The Constitution is not ambiguous on this point. States run elections. They determine voter eligibility. They establish voting procedures. They administer voter rolls. The federal government has important roles to play in protecting voting rights and enforcing federal law, but it is not empowered to seize operational control of state election systems because a president dislikes the way those systems function.
Yet that is effectively what this proposal would do.

The administration argues that the effort is about election security. The practical result, however, would be to place a federal agency in the position of deciding whether ballots may be delivered at all. The Postal Service exists to move mail from one location to another. It does not exist to act as a national election regulator. Once the federal government gains the power to condition ballot delivery on compliance with federal demands, it gains leverage over election administration that no previous administration has possessed.

That should alarm Americans regardless of party.

The administration’s defenders will undoubtedly argue that states are free to comply with the requirements. But that is precisely the problem. A constitutional system in which states must surrender voter data to Washington in order to ensure ballot delivery is not a voluntary arrangement. It is coercion dressed up as administration.

The implications extend far beyond a bureaucratic dispute over voter lists.

Millions of Americans rely on mail voting. Seniors who struggle with mobility. Disabled voters. Rural voters who live far from polling locations. Workers whose schedules make in-person voting difficult. Military personnel stationed away from home. Parents juggling jobs and childcare. For many citizens, mail voting is not a convenience. It is the mechanism that allows them to participate in democracy at all.

Any policy that threatens the reliability of that system threatens access to the ballot itself.

The administration continues to justify these efforts through warnings about widespread voter fraud. The problem is that those claims remain unsupported by evidence. Election after election, court after court, investigation after investigation has failed to uncover the sort of mass fraud that would justify restructuring the nation’s voting system. Yet the proposed restrictions continue to grow more expansive.

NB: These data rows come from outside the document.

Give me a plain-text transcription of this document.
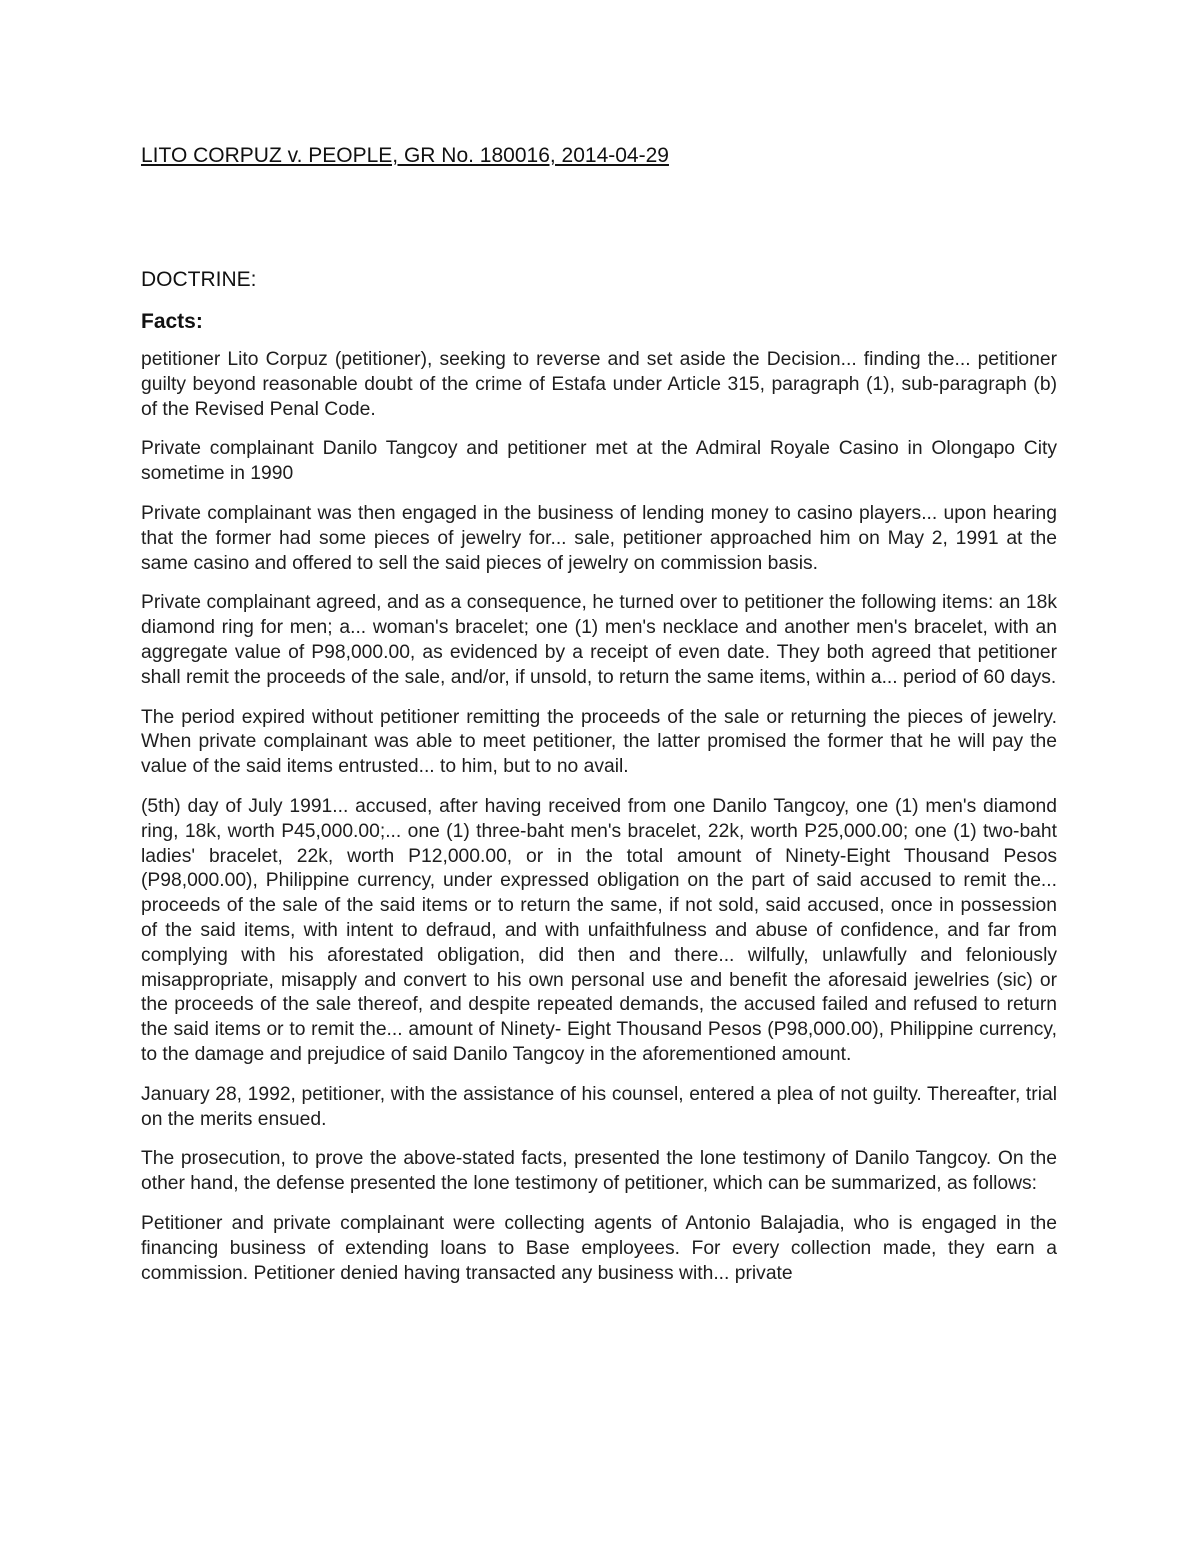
LITO CORPUZ v. PEOPLE, GR No. 180016, 2014-04-29
DOCTRINE:
Facts:

petitioner Lito Corpuz (petitioner), seeking to reverse and set aside the Decision... finding the... petitioner guilty beyond reasonable doubt of the crime of Estafa under Article 315, paragraph (1), sub-paragraph (b) of the Revised Penal Code.

Private complainant Danilo Tangcoy and petitioner met at the Admiral Royale Casino in Olongapo City sometime in 1990

Private complainant was then engaged in the business of lending money to casino players... upon hearing that the former had some pieces of jewelry for... sale, petitioner approached him on May 2, 1991 at the same casino and offered to sell the said pieces of jewelry on commission basis.

Private complainant agreed, and as a consequence, he turned over to petitioner the following items: an 18k diamond ring for men; a... woman's bracelet; one (1) men's necklace and another men's bracelet, with an aggregate value of P98,000.00, as evidenced by a receipt of even date. They both agreed that petitioner shall remit the proceeds of the sale, and/or, if unsold, to return the same items, within a... period of 60 days.

The period expired without petitioner remitting the proceeds of the sale or returning the pieces of jewelry. When private complainant was able to meet petitioner, the latter promised the former that he will pay the value of the said items entrusted... to him, but to no avail.

(5th) day of July 1991... accused, after having received from one Danilo Tangcoy, one (1) men's diamond ring, 18k, worth P45,000.00;... one (1) three-baht men's bracelet, 22k, worth P25,000.00; one (1) two-baht ladies' bracelet, 22k, worth P12,000.00, or in the total amount of Ninety-Eight Thousand Pesos (P98,000.00), Philippine currency, under expressed obligation on the part of said accused to remit the... proceeds of the sale of the said items or to return the same, if not sold, said accused, once in possession of the said items, with intent to defraud, and with unfaithfulness and abuse of confidence, and far from complying with his aforestated obligation, did then and there... wilfully, unlawfully and feloniously misappropriate, misapply and convert to his own personal use and benefit the aforesaid jewelries (sic) or the proceeds of the sale thereof, and despite repeated demands, the accused failed and refused to return the said items or to remit the... amount of Ninety- Eight Thousand Pesos (P98,000.00), Philippine currency, to the damage and prejudice of said Danilo Tangcoy in the aforementioned amount.

January 28, 1992, petitioner, with the assistance of his counsel, entered a plea of not guilty. Thereafter, trial on the merits ensued.

The prosecution, to prove the above-stated facts, presented the lone testimony of Danilo Tangcoy. On the other hand, the defense presented the lone testimony of petitioner, which can be summarized, as follows:

Petitioner and private complainant were collecting agents of Antonio Balajadia, who is engaged in the financing business of extending loans to Base employees. For every collection made, they earn a commission. Petitioner denied having transacted any business with... private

At some point, Americans are entitled to ask a simple question: if widespread fraud cannot be demonstrated, why is the federal government seeking unprecedented access to voter data and unprecedented influence over ballot distribution?

The answer may be less about protecting elections than controlling them.

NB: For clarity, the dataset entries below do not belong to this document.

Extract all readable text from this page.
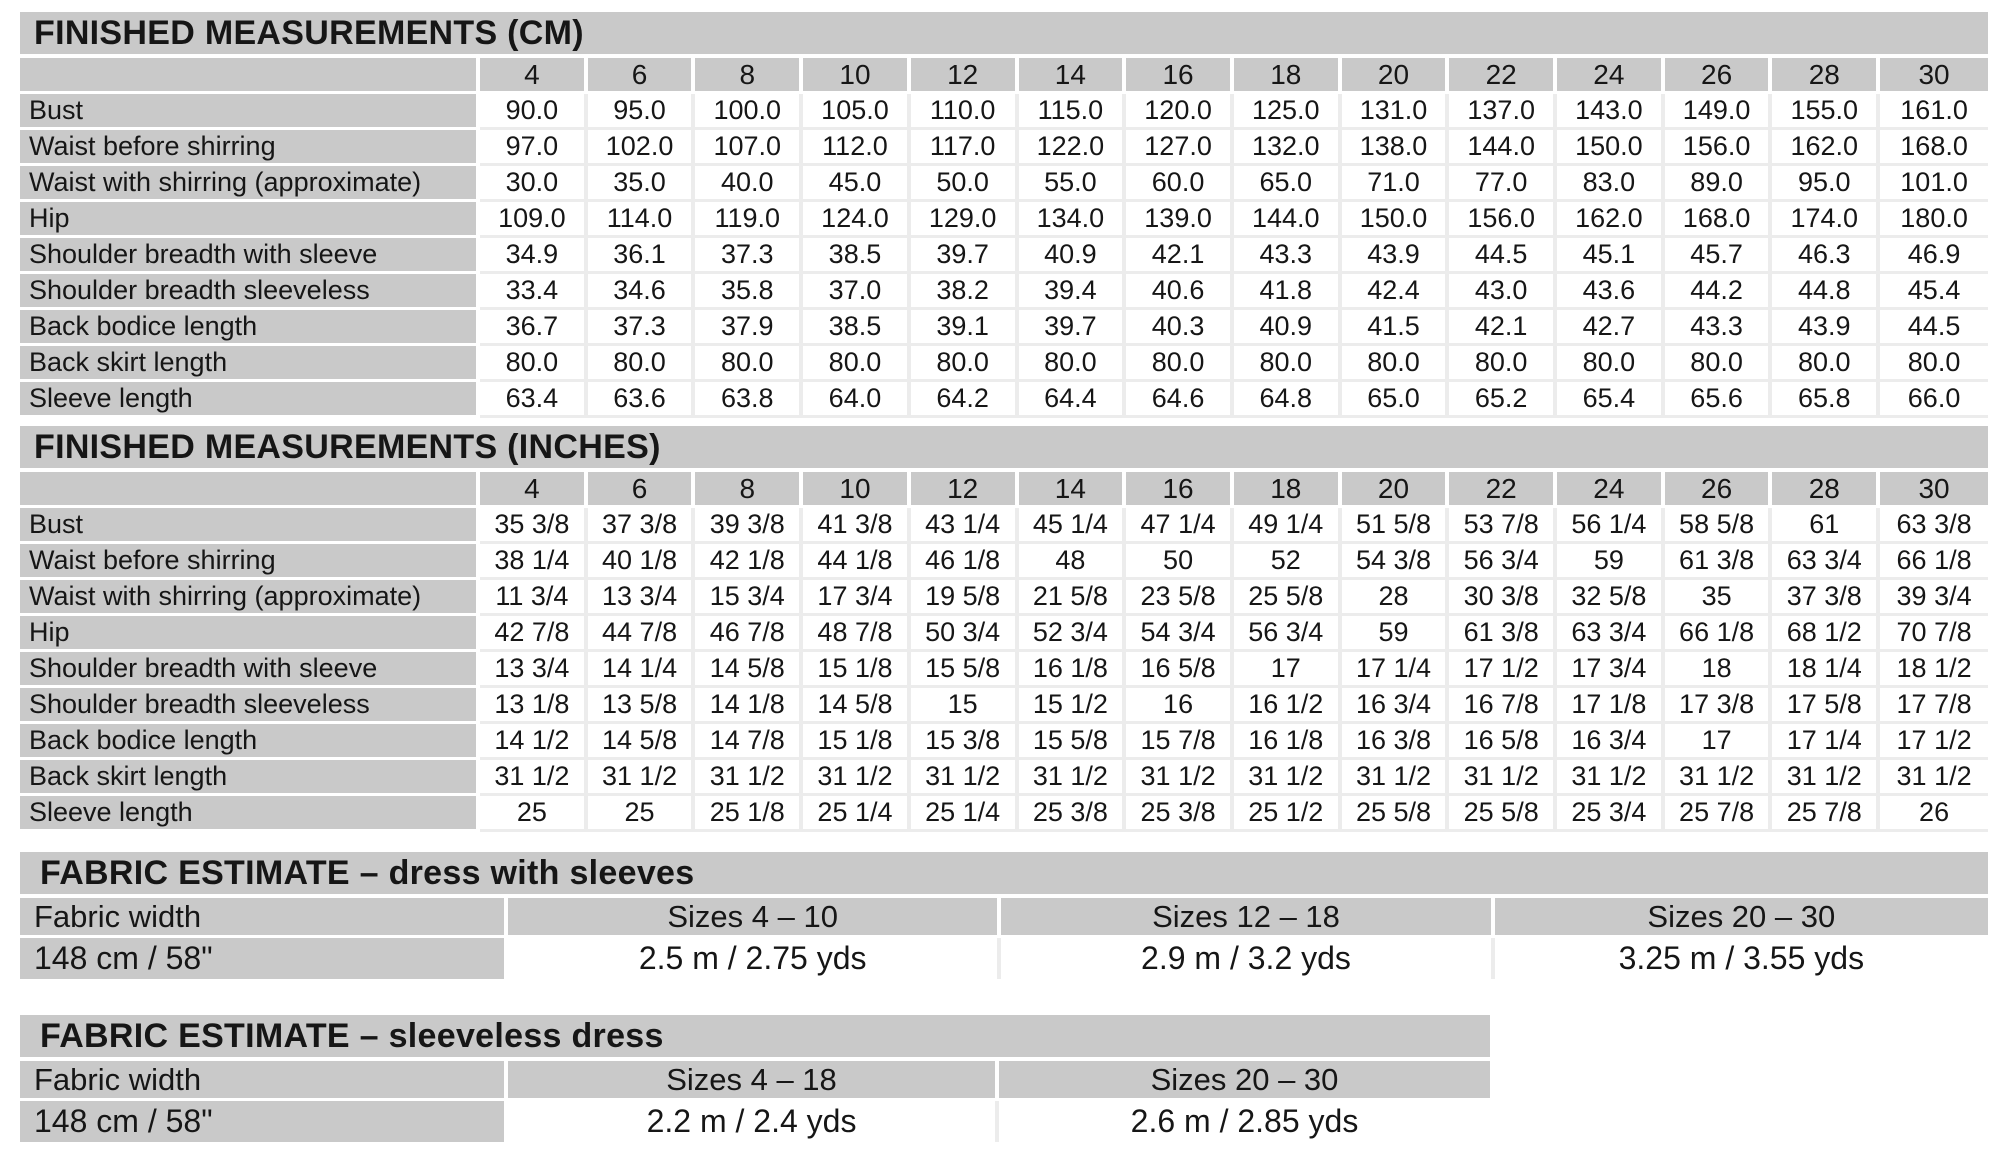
FINISHED MEASUREMENTS (CM)
	4	6	8	10	12	14	16	18	20	22	24	26	28	30
Bust	90.0	95.0	100.0	105.0	110.0	115.0	120.0	125.0	131.0	137.0	143.0	149.0	155.0	161.0
Waist before shirring	97.0	102.0	107.0	112.0	117.0	122.0	127.0	132.0	138.0	144.0	150.0	156.0	162.0	168.0
Waist with shirring (approximate)	30.0	35.0	40.0	45.0	50.0	55.0	60.0	65.0	71.0	77.0	83.0	89.0	95.0	101.0
Hip	109.0	114.0	119.0	124.0	129.0	134.0	139.0	144.0	150.0	156.0	162.0	168.0	174.0	180.0
Shoulder breadth with sleeve	34.9	36.1	37.3	38.5	39.7	40.9	42.1	43.3	43.9	44.5	45.1	45.7	46.3	46.9
Shoulder breadth sleeveless	33.4	34.6	35.8	37.0	38.2	39.4	40.6	41.8	42.4	43.0	43.6	44.2	44.8	45.4
Back bodice length	36.7	37.3	37.9	38.5	39.1	39.7	40.3	40.9	41.5	42.1	42.7	43.3	43.9	44.5
Back skirt length	80.0	80.0	80.0	80.0	80.0	80.0	80.0	80.0	80.0	80.0	80.0	80.0	80.0	80.0
Sleeve length	63.4	63.6	63.8	64.0	64.2	64.4	64.6	64.8	65.0	65.2	65.4	65.6	65.8	66.0
FINISHED MEASUREMENTS (INCHES)
	4	6	8	10	12	14	16	18	20	22	24	26	28	30
Bust	35 3/8	37 3/8	39 3/8	41 3/8	43 1/4	45 1/4	47 1/4	49 1/4	51 5/8	53 7/8	56 1/4	58 5/8	61	63 3/8
Waist before shirring	38 1/4	40 1/8	42 1/8	44 1/8	46 1/8	48	50	52	54 3/8	56 3/4	59	61 3/8	63 3/4	66 1/8
Waist with shirring (approximate)	11 3/4	13 3/4	15 3/4	17 3/4	19 5/8	21 5/8	23 5/8	25 5/8	28	30 3/8	32 5/8	35	37 3/8	39 3/4
Hip	42 7/8	44 7/8	46 7/8	48 7/8	50 3/4	52 3/4	54 3/4	56 3/4	59	61 3/8	63 3/4	66 1/8	68 1/2	70 7/8
Shoulder breadth with sleeve	13 3/4	14 1/4	14 5/8	15 1/8	15 5/8	16 1/8	16 5/8	17	17 1/4	17 1/2	17 3/4	18	18 1/4	18 1/2
Shoulder breadth sleeveless	13 1/8	13 5/8	14 1/8	14 5/8	15	15 1/2	16	16 1/2	16 3/4	16 7/8	17 1/8	17 3/8	17 5/8	17 7/8
Back bodice length	14 1/2	14 5/8	14 7/8	15 1/8	15 3/8	15 5/8	15 7/8	16 1/8	16 3/8	16 5/8	16 3/4	17	17 1/4	17 1/2
Back skirt length	31 1/2	31 1/2	31 1/2	31 1/2	31 1/2	31 1/2	31 1/2	31 1/2	31 1/2	31 1/2	31 1/2	31 1/2	31 1/2	31 1/2
Sleeve length	25	25	25 1/8	25 1/4	25 1/4	25 3/8	25 3/8	25 1/2	25 5/8	25 5/8	25 3/4	25 7/8	25 7/8	26
FABRIC ESTIMATE – dress with sleeves
Fabric width	Sizes 4 – 10	Sizes 12 – 18	Sizes 20 – 30
148 cm / 58"	2.5 m / 2.75 yds	2.9 m / 3.2 yds	3.25 m / 3.55 yds
FABRIC ESTIMATE – sleeveless dress
Fabric width	Sizes 4 – 18	Sizes 20 – 30
148 cm / 58"	2.2 m / 2.4 yds	2.6 m / 2.85 yds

That suspicion is only heightened by the administration’s parallel efforts to assemble federal citizenship databases, obtain voter information from states, and inject federal agencies into responsibilities traditionally handled at the state and local level. Viewed individually, each proposal can be framed as a technical reform. Viewed together, they reveal a broader project: shifting authority over elections away from the states and toward Washington.

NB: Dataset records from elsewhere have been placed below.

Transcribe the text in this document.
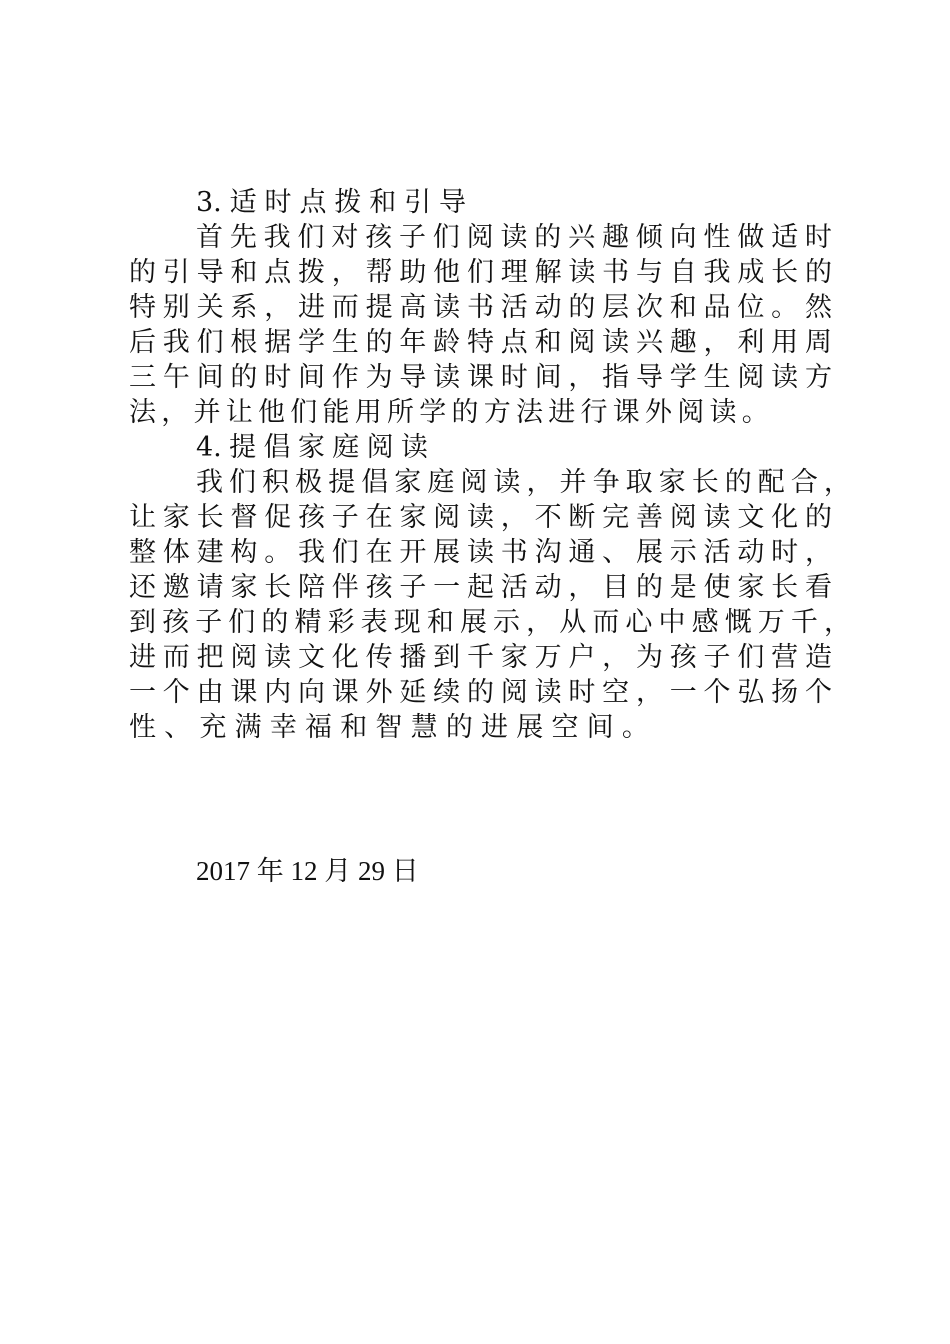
3. 适 时 点 拨 和 引 导
首 先 我 们 对 孩 子 们 阅 读 的 兴 趣 倾 向 性 做 适 时
的 引 导 和 点 拨 ， 帮 助 他 们 理 解 读 书 与 自 我 成 长 的
特 别 关 系 ， 进 而 提 高 读 书 活 动 的 层 次 和 品 位 。 然
后 我 们 根 据 学 生 的 年 龄 特 点 和 阅 读 兴 趣 ， 利 用 周
三 午 间 的 时 间 作 为 导 读 课 时 间 ， 指 导 学 生 阅 读 方
法 ， 并 让 他 们 能 用 所 学 的 方 法 进 行 课 外 阅 读 。
4. 提 倡 家 庭 阅 读
我 们 积 极 提 倡 家 庭 阅 读 ， 并 争 取 家 长 的 配 合 ，
让 家 长 督 促 孩 子 在 家 阅 读 ， 不 断 完 善 阅 读 文 化 的
整 体 建 构 。 我 们 在 开 展 读 书 沟 通 、 展 示 活 动 时 ，
还 邀 请 家 长 陪 伴 孩 子 一 起 活 动 ， 目 的 是 使 家 长 看
到 孩 子 们 的 精 彩 表 现 和 展 示 ， 从 而 心 中 感 慨 万 千 ，
进 而 把 阅 读 文 化 传 播 到 千 家 万 户 ， 为 孩 子 们 营 造
一 个 由 课 内 向 课 外 延 续 的 阅 读 时 空 ， 一 个 弘 扬 个
性 、 充 满 幸 福 和 智 慧 的 进 展 空 间 。
2017 年 12 月 29 日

The courts should reject that effort.

Not because one party benefits from mail voting more than another. Not because Democrats oppose it and Republicans support it. And not because any particular election outcome is at stake.

They should reject it because constitutional limits matter.

A president does not gain powers simply because he believes they would be useful. Federal agencies do not acquire authority because an executive order says they should. And the Postal Service does not become an election gatekeeper because the White House wishes it to be one.

The question before the courts is ultimately a simple one. Who runs American elections?

The Constitution already answered that question a long time ago.

The White House simply does not like the answer.